Author:
Letsoin Sri Murniani Angelina,Guth David,Herak David,Purwestri Ratna Chrismiari
Abstract
Abstract
Maize (Zea mays L.) is one of the essential agricultural products in Papua Province of Indonesia, specifically in the three largest maize producing regions, namely Nabire Regency, Biak Numfor Regency and Merauke Regency, with the number of productions of 991 tons, 764 tons, and 751 tons respectively in 2015. Unfortunately, since 2016 the secondary data on food crops productivity, including maize, has not been provided yet in the provinces statistical report, due to manual estimation methods, i.e., visual estimation. On the other side, the number of populations in this Province has a slight increase, from 2.97 million people in 2012 to 3.38 million in 2019. Further, approximately 1.20 million people are employed in the agricultural sector. Considerable population growth will intensify the demand for food stock and other utilization of food crops in this region; hence, relevant research in food crops needs to be considered. One of the dominant factors in the yield potential of maize is plant height, since it is associated with fertilizer, seed, and soil treatment and predicts yield area. Therefore, this study aims to analyse the plant height, particularly maize plant based on a digital surface model (DSM) derived from Unmanned Aerial Vehicle (UAV) Red Green Blue (RGB) images.

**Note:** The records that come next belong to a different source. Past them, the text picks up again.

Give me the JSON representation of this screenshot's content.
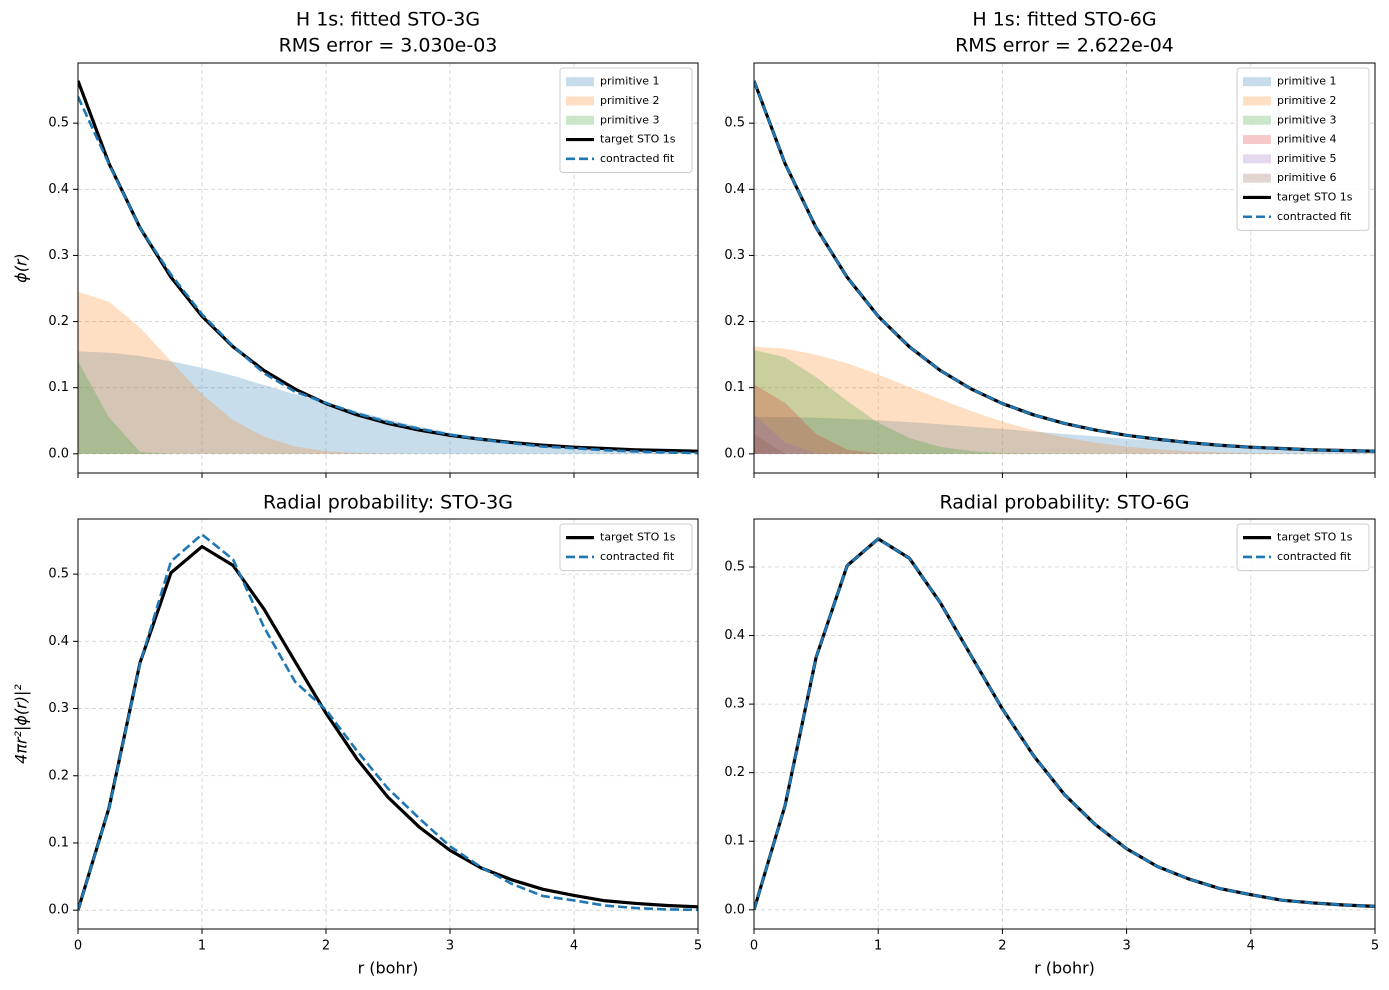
{
  "chart_data": [
    {
      "type": "line",
      "title": "H 1s: fitted STO-3G",
      "subtitle": "RMS error = 3.030e-03",
      "ylabel": "ϕ(r)",
      "x": [
        0,
        0.25,
        0.5,
        0.75,
        1,
        1.25,
        1.5,
        1.75,
        2,
        2.25,
        2.5,
        2.75,
        3,
        3.25,
        3.5,
        3.75,
        4,
        4.25,
        4.5,
        4.75,
        5
      ],
      "series": [
        {
          "name": "primitive 1",
          "color": "#1f77b4",
          "style": "fill",
          "values": [
            0.155,
            0.153,
            0.148,
            0.14,
            0.13,
            0.118,
            0.104,
            0.09,
            0.077,
            0.064,
            0.052,
            0.041,
            0.032,
            0.024,
            0.018,
            0.013,
            0.009,
            0.006,
            0.004,
            0.003,
            0.002
          ]
        },
        {
          "name": "primitive 2",
          "color": "#ff7f0e",
          "style": "fill",
          "values": [
            0.245,
            0.23,
            0.191,
            0.14,
            0.09,
            0.051,
            0.026,
            0.011,
            0.004,
            0.0015,
            0.0005,
            0,
            0,
            0,
            0,
            0,
            0,
            0,
            0,
            0,
            0
          ]
        },
        {
          "name": "primitive 3",
          "color": "#2ca02c",
          "style": "fill",
          "values": [
            0.14,
            0.055,
            0.003,
            0,
            0,
            0,
            0,
            0,
            0,
            0,
            0,
            0,
            0,
            0,
            0,
            0,
            0,
            0,
            0,
            0,
            0
          ]
        },
        {
          "name": "target STO 1s",
          "color": "#000000",
          "style": "solid",
          "values": [
            0.564,
            0.439,
            0.342,
            0.267,
            0.208,
            0.162,
            0.126,
            0.098,
            0.076,
            0.059,
            0.046,
            0.036,
            0.028,
            0.022,
            0.017,
            0.013,
            0.01,
            0.008,
            0.006,
            0.005,
            0.004
          ]
        },
        {
          "name": "contracted fit",
          "color": "#1f77b4",
          "style": "dashed",
          "values": [
            0.54,
            0.438,
            0.342,
            0.271,
            0.211,
            0.163,
            0.122,
            0.094,
            0.077,
            0.061,
            0.048,
            0.038,
            0.029,
            0.022,
            0.016,
            0.011,
            0.0085,
            0.0055,
            0.0035,
            0.002,
            0.0012
          ]
        }
      ],
      "xlim": [
        0,
        5
      ],
      "ylim": [
        -0.029,
        0.591
      ],
      "xticks": [
        0,
        1,
        2,
        3,
        4,
        5
      ],
      "xtick_labels": false,
      "yticks": [
        {
          "value": 0,
          "label": "0.0"
        },
        0.1,
        0.2,
        0.3,
        0.4,
        0.5
      ],
      "grid": true,
      "legend": "upper right"
    },
    {
      "type": "line",
      "title": "H 1s: fitted STO-6G",
      "subtitle": "RMS error = 2.622e-04",
      "x": [
        0,
        0.25,
        0.5,
        0.75,
        1,
        1.25,
        1.5,
        1.75,
        2,
        2.25,
        2.5,
        2.75,
        3,
        3.25,
        3.5,
        3.75,
        4,
        4.25,
        4.5,
        4.75,
        5
      ],
      "series": [
        {
          "name": "primitive 1",
          "color": "#1f77b4",
          "style": "fill",
          "values": [
            0.056,
            0.0557,
            0.0546,
            0.0529,
            0.0507,
            0.0479,
            0.0447,
            0.0412,
            0.0375,
            0.0338,
            0.03,
            0.0263,
            0.0228,
            0.0195,
            0.0165,
            0.0137,
            0.0113,
            0.0092,
            0.0074,
            0.0059,
            0.0046
          ]
        },
        {
          "name": "primitive 2",
          "color": "#ff7f0e",
          "style": "fill",
          "values": [
            0.162,
            0.159,
            0.15,
            0.137,
            0.12,
            0.101,
            0.0825,
            0.0646,
            0.0488,
            0.0355,
            0.0248,
            0.0167,
            0.0109,
            0.0068,
            0.0041,
            0.0024,
            0.0013,
            0.0007,
            0.0004,
            0.0002,
            0.0001
          ]
        },
        {
          "name": "primitive 3",
          "color": "#2ca02c",
          "style": "fill",
          "values": [
            0.157,
            0.146,
            0.116,
            0.08,
            0.047,
            0.024,
            0.0105,
            0.004,
            0.0013,
            0.0004,
            0.0001,
            0,
            0,
            0,
            0,
            0,
            0,
            0,
            0,
            0,
            0
          ]
        },
        {
          "name": "primitive 4",
          "color": "#d62728",
          "style": "fill",
          "values": [
            0.105,
            0.077,
            0.03,
            0.0063,
            0.0007,
            0,
            0,
            0,
            0,
            0,
            0,
            0,
            0,
            0,
            0,
            0,
            0,
            0,
            0,
            0,
            0
          ]
        },
        {
          "name": "primitive 5",
          "color": "#9467bd",
          "style": "fill",
          "values": [
            0.06,
            0.0172,
            0.0004,
            0,
            0,
            0,
            0,
            0,
            0,
            0,
            0,
            0,
            0,
            0,
            0,
            0,
            0,
            0,
            0,
            0,
            0
          ]
        },
        {
          "name": "primitive 6",
          "color": "#8c564b",
          "style": "fill",
          "values": [
            0.03,
            0,
            0,
            0,
            0,
            0,
            0,
            0,
            0,
            0,
            0,
            0,
            0,
            0,
            0,
            0,
            0,
            0,
            0,
            0,
            0
          ]
        },
        {
          "name": "target STO 1s",
          "color": "#000000",
          "style": "solid",
          "values": [
            0.564,
            0.439,
            0.342,
            0.267,
            0.208,
            0.162,
            0.126,
            0.098,
            0.076,
            0.059,
            0.046,
            0.036,
            0.028,
            0.022,
            0.017,
            0.013,
            0.01,
            0.008,
            0.006,
            0.005,
            0.004
          ]
        },
        {
          "name": "contracted fit",
          "color": "#1f77b4",
          "style": "dashed",
          "values": [
            0.564,
            0.439,
            0.342,
            0.267,
            0.208,
            0.162,
            0.126,
            0.098,
            0.076,
            0.059,
            0.046,
            0.036,
            0.028,
            0.022,
            0.017,
            0.013,
            0.01,
            0.008,
            0.006,
            0.005,
            0.004
          ]
        }
      ],
      "xlim": [
        0,
        5
      ],
      "ylim": [
        -0.029,
        0.591
      ],
      "xticks": [
        0,
        1,
        2,
        3,
        4,
        5
      ],
      "xtick_labels": false,
      "yticks": [
        {
          "value": 0,
          "label": "0.0"
        },
        0.1,
        0.2,
        0.3,
        0.4,
        0.5
      ],
      "grid": true,
      "legend": "upper right"
    },
    {
      "type": "line",
      "title": "Radial probability: STO-3G",
      "ylabel": "4πr²|ϕ(r)|²",
      "xlabel": "r (bohr)",
      "x": [
        0,
        0.25,
        0.5,
        0.75,
        1,
        1.25,
        1.5,
        1.75,
        2,
        2.25,
        2.5,
        2.75,
        3,
        3.25,
        3.5,
        3.75,
        4,
        4.25,
        4.5,
        4.75,
        5
      ],
      "series": [
        {
          "name": "target STO 1s",
          "color": "#000000",
          "style": "solid",
          "values": [
            0,
            0.152,
            0.368,
            0.502,
            0.541,
            0.513,
            0.448,
            0.37,
            0.293,
            0.225,
            0.168,
            0.124,
            0.089,
            0.063,
            0.045,
            0.031,
            0.022,
            0.014,
            0.01,
            0.007,
            0.005
          ]
        },
        {
          "name": "contracted fit",
          "color": "#1f77b4",
          "style": "dashed",
          "values": [
            0,
            0.151,
            0.367,
            0.519,
            0.559,
            0.522,
            0.421,
            0.34,
            0.298,
            0.237,
            0.181,
            0.137,
            0.095,
            0.064,
            0.039,
            0.021,
            0.0145,
            0.0069,
            0.0031,
            0.0011,
            0.0005
          ]
        }
      ],
      "xlim": [
        0,
        5
      ],
      "ylim": [
        -0.028,
        0.582
      ],
      "xticks": [
        0,
        1,
        2,
        3,
        4,
        5
      ],
      "xtick_labels": true,
      "yticks": [
        {
          "value": 0,
          "label": "0.0"
        },
        0.1,
        0.2,
        0.3,
        0.4,
        0.5
      ],
      "grid": true,
      "legend": "upper right"
    },
    {
      "type": "line",
      "title": "Radial probability: STO-6G",
      "xlabel": "r (bohr)",
      "x": [
        0,
        0.25,
        0.5,
        0.75,
        1,
        1.25,
        1.5,
        1.75,
        2,
        2.25,
        2.5,
        2.75,
        3,
        3.25,
        3.5,
        3.75,
        4,
        4.25,
        4.5,
        4.75,
        5
      ],
      "series": [
        {
          "name": "target STO 1s",
          "color": "#000000",
          "style": "solid",
          "values": [
            0,
            0.152,
            0.368,
            0.502,
            0.541,
            0.513,
            0.448,
            0.37,
            0.293,
            0.225,
            0.168,
            0.124,
            0.089,
            0.063,
            0.045,
            0.031,
            0.022,
            0.014,
            0.01,
            0.007,
            0.005
          ]
        },
        {
          "name": "contracted fit",
          "color": "#1f77b4",
          "style": "dashed",
          "values": [
            0,
            0.152,
            0.368,
            0.502,
            0.541,
            0.513,
            0.448,
            0.37,
            0.293,
            0.225,
            0.168,
            0.124,
            0.089,
            0.063,
            0.045,
            0.031,
            0.022,
            0.014,
            0.01,
            0.007,
            0.005
          ]
        }
      ],
      "xlim": [
        0,
        5
      ],
      "ylim": [
        -0.028,
        0.57
      ],
      "xticks": [
        0,
        1,
        2,
        3,
        4,
        5
      ],
      "xtick_labels": true,
      "yticks": [
        {
          "value": 0,
          "label": "0.0"
        },
        0.1,
        0.2,
        0.3,
        0.4,
        0.5
      ],
      "grid": true,
      "legend": "upper right"
    }
  ]
}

The crop was monitored during the second and third week of January 2022 and then, processed using pix4d Mapper software to produce the DSM, Digital Terrain Model (DTM), and orthomosaic. Then, the Geographical Information System (GIS) software, and an open-source software, namely Python were used to estimate the plant height. Next, the results were assessed statistically to examine the validation, the strong correlation coefficient of the estimation to the actual height that obtained from UAV and ground-based plant height data. The findings will help to support the prior decision support on estimation of maize production in Papua Province.